The measure of professionalism only affects a teacher’s overall effectiveness score if she or he is found to be deficient in this area. There are three levels of rating for each of the four behaviors: meets standard; slightly below standard; and significantly below standard. The school administrator rates teachers twice annually, on a time schedule like that for the commitment measure, and ratings are based on the frequency with which certain behaviors are observed. Teachers rated as slightly or significantly below standard are subject to deductions from their total effectiveness scores, ranging from 10 to 20 points.
Most teachers’ evaluation scores are not adversely affected by the professionalism measure, but deductions are not rare. As with the other measures, the overall professionalism ratings for teachers have improved over time. During the first year IMPACT was implemented (2009-2010), nearly 25 percent of all teachers had a deduction, but in 2011-2012 and 2012-2013, less than 13 percent of teachers received a deduction.
The components and ratings are described in a rubric provided in the IMPACT guidebook (District of Columbia Public Schools, 2013a). In comparison with those for the commitment measure, the professionalism measure descriptions are written in language that is much less ambiguous. For example, to meet the standard for on-time arrival, an individual must have “no unexcused late arrivals.” To be classified as significantly below standard for respect, the teacher must demonstrate a pattern of failing to “interact with students, colleagues, parents/guardians, or community members in a respectful manner.”

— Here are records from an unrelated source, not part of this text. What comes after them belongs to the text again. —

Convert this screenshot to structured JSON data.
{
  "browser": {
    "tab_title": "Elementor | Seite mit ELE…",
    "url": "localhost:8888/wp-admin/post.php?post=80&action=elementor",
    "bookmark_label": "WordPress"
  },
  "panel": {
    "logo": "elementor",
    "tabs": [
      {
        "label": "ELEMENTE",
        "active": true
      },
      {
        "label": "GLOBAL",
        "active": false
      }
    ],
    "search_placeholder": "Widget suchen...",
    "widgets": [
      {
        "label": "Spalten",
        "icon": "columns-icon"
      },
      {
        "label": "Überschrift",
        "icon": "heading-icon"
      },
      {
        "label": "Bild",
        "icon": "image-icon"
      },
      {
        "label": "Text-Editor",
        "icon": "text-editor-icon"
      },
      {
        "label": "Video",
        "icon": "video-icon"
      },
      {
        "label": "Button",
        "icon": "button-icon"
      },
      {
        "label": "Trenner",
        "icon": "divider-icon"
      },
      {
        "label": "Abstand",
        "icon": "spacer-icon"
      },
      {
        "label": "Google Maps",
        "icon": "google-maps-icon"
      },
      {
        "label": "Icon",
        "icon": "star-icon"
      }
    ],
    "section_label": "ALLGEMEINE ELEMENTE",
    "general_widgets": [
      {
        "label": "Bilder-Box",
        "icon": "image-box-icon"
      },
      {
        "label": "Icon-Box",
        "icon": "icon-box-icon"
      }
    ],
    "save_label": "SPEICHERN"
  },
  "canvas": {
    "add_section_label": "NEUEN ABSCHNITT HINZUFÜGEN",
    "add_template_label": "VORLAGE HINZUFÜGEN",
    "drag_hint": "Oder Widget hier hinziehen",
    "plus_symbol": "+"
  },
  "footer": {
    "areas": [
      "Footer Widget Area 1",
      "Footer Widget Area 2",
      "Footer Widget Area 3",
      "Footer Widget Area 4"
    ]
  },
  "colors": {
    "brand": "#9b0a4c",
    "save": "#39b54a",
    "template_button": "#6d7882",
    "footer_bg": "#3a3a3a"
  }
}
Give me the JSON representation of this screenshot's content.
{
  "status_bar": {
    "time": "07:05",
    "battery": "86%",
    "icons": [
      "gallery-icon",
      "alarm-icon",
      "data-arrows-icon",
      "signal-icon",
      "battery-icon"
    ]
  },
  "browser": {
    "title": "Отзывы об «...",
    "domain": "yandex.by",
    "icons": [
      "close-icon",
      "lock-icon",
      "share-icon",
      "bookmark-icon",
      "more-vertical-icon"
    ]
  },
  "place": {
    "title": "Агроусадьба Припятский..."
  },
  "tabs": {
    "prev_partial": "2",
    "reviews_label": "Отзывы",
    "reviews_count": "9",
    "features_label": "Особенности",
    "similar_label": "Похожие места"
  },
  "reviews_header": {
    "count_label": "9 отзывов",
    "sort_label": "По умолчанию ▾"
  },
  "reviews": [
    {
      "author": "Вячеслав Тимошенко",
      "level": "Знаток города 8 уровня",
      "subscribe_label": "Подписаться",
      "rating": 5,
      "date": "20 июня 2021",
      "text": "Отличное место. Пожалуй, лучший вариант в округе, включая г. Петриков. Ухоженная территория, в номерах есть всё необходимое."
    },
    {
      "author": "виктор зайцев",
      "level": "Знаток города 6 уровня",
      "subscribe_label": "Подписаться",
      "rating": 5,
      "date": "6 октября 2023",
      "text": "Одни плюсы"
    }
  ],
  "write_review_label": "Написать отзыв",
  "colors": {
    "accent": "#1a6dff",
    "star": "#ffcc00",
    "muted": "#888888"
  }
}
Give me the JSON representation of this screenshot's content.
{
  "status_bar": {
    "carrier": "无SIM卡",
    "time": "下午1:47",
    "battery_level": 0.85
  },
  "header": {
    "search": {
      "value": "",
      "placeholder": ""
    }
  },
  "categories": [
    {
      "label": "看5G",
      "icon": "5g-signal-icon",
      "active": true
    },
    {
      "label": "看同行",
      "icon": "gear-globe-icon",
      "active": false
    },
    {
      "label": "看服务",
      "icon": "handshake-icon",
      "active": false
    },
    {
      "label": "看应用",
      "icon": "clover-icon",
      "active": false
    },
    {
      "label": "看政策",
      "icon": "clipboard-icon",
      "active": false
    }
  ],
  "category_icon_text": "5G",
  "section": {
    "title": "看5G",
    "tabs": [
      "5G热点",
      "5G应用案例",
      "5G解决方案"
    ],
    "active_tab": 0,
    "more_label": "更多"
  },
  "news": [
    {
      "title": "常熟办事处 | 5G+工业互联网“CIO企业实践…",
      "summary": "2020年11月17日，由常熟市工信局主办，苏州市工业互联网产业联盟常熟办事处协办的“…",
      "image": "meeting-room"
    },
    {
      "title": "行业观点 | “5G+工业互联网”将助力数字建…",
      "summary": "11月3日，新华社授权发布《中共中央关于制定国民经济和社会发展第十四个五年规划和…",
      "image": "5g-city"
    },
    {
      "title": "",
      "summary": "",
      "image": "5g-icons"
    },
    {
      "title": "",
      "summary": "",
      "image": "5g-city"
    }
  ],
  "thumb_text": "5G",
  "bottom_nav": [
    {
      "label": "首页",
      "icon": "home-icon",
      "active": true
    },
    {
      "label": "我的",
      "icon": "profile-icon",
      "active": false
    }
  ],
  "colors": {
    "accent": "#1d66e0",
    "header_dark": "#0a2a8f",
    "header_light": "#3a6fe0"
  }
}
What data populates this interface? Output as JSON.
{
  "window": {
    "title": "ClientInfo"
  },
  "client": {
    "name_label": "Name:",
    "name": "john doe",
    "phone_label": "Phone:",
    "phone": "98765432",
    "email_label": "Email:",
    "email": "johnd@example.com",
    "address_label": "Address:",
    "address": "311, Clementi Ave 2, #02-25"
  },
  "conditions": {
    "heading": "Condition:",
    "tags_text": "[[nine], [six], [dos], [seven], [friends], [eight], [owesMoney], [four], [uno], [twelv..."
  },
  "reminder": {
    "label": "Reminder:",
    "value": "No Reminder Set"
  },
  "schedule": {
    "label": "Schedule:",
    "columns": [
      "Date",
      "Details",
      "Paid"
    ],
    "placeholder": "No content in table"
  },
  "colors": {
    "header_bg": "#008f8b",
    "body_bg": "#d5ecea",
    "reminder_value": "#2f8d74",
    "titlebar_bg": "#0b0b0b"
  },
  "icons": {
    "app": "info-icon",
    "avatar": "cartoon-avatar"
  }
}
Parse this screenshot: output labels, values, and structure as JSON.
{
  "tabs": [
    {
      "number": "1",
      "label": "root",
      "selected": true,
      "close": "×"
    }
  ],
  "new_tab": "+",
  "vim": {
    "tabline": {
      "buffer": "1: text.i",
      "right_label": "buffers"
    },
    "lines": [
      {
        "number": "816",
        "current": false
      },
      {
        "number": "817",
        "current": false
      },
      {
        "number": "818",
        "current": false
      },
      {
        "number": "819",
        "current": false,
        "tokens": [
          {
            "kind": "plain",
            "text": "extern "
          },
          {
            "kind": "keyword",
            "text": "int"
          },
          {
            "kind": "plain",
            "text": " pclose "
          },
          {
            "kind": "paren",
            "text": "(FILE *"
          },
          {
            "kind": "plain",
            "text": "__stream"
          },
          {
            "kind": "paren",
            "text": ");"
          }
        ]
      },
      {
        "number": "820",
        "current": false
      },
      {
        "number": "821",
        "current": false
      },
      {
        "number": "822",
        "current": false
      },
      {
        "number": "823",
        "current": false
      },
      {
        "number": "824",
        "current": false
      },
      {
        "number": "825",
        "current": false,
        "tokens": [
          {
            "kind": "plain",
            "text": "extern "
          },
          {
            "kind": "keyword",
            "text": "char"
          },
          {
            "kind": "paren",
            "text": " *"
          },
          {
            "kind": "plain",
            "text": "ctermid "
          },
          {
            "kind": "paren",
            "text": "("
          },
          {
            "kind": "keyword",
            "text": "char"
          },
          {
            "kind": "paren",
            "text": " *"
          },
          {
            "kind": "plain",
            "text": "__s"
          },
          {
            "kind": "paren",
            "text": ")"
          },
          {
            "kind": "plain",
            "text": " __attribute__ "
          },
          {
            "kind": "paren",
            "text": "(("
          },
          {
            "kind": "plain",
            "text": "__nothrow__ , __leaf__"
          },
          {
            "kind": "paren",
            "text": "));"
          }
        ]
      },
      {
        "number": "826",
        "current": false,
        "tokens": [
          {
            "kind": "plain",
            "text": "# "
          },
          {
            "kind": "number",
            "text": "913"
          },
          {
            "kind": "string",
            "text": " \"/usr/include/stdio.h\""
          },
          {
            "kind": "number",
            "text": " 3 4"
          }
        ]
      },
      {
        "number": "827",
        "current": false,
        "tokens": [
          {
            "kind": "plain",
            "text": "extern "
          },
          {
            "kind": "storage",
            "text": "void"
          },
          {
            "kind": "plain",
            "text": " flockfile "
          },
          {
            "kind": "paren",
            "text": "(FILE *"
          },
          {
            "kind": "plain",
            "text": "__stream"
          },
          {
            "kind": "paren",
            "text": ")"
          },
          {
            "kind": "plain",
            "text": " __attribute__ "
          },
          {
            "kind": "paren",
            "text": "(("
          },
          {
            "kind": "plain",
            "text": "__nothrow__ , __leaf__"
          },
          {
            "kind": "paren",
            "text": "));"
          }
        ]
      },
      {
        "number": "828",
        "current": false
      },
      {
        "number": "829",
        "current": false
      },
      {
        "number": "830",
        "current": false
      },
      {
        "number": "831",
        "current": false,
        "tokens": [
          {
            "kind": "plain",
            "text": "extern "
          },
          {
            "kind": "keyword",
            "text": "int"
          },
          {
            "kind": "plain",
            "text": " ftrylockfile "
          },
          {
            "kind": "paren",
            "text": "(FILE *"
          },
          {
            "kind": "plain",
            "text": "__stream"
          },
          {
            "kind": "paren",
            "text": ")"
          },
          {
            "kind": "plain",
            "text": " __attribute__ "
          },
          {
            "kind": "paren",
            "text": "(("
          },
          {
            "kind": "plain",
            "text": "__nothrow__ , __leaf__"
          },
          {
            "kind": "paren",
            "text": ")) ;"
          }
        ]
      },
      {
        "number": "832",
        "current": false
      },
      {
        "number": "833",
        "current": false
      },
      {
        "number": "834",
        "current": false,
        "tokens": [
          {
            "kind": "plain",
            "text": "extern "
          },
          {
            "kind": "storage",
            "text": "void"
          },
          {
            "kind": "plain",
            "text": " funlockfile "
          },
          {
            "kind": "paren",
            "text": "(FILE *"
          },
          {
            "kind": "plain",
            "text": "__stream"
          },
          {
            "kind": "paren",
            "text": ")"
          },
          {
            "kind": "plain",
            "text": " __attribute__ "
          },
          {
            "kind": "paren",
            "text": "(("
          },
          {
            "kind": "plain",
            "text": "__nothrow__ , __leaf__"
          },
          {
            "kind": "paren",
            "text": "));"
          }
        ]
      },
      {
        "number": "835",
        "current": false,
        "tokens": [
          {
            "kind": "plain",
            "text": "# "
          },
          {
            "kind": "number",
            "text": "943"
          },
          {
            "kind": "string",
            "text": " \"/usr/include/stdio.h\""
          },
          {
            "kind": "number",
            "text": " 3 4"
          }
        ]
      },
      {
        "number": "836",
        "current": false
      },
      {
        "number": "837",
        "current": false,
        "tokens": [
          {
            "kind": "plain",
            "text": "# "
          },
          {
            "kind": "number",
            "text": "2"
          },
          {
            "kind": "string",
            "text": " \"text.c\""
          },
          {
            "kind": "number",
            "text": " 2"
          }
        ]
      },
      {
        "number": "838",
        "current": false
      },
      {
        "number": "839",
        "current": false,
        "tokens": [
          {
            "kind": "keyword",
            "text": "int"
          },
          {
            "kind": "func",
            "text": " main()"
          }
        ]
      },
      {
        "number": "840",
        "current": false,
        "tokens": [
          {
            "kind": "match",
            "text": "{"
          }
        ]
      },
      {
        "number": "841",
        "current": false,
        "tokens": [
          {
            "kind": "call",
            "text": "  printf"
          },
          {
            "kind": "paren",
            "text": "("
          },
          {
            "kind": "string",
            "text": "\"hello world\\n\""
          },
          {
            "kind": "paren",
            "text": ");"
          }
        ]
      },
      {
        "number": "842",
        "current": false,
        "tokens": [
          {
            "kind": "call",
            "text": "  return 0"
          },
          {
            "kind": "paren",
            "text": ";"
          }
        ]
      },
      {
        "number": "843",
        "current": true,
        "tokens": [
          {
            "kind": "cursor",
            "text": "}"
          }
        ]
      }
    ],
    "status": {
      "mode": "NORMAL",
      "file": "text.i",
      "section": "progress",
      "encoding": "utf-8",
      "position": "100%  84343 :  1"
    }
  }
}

Our review of guideline documents revealed no evidence of quality controls for the scoring of this measure through training or during implementation. Scores are assigned at the discretion of the administrator.
Measures of Student Learning
Individual Value-Added Estimates
The individual value-added estimate is derived through a statistical procedure called value-added modeling. The procedure produces an estimate for each teacher of the value she or he added in a school year irrespective of other factors; this estimate is interpreted as a measure of the teacher’s effectiveness at improving student achievement. Based on multiple regression techniques, VAM seeks to isolate a teacher’s contribution to students’ gains on achievement tests from other factors that have been shown to be related to academic performance but are outside the teacher’s control. Those factors include poverty, attendance, and mobility among schools. There are other factors that may have an impact on student learning and are beyond the control of the teacher, but cannot be controlled statistically. These factors, which include parental and other supports for learning outside the classroom, can affect students’ performance on achievement tests, but they are difficult to quantify and so cannot be factored into value-added models. Thus, for a given classroom of students, the models estimate the average gain (or loss) in test scores from one year to the next, after controlling for the outside factors that are measurable. The models use this gain or loss as a measure of teacher effectiveness.6
Before describing this component of IMPACT, we note that there is considerable disagreement about the use of students’ scores on standardized tests for this purpose. Experts disagree about both the technical qualities of VAM estimates (e.g., precision and stability from year to year) and the validity and fairness of using them to evaluate teachers.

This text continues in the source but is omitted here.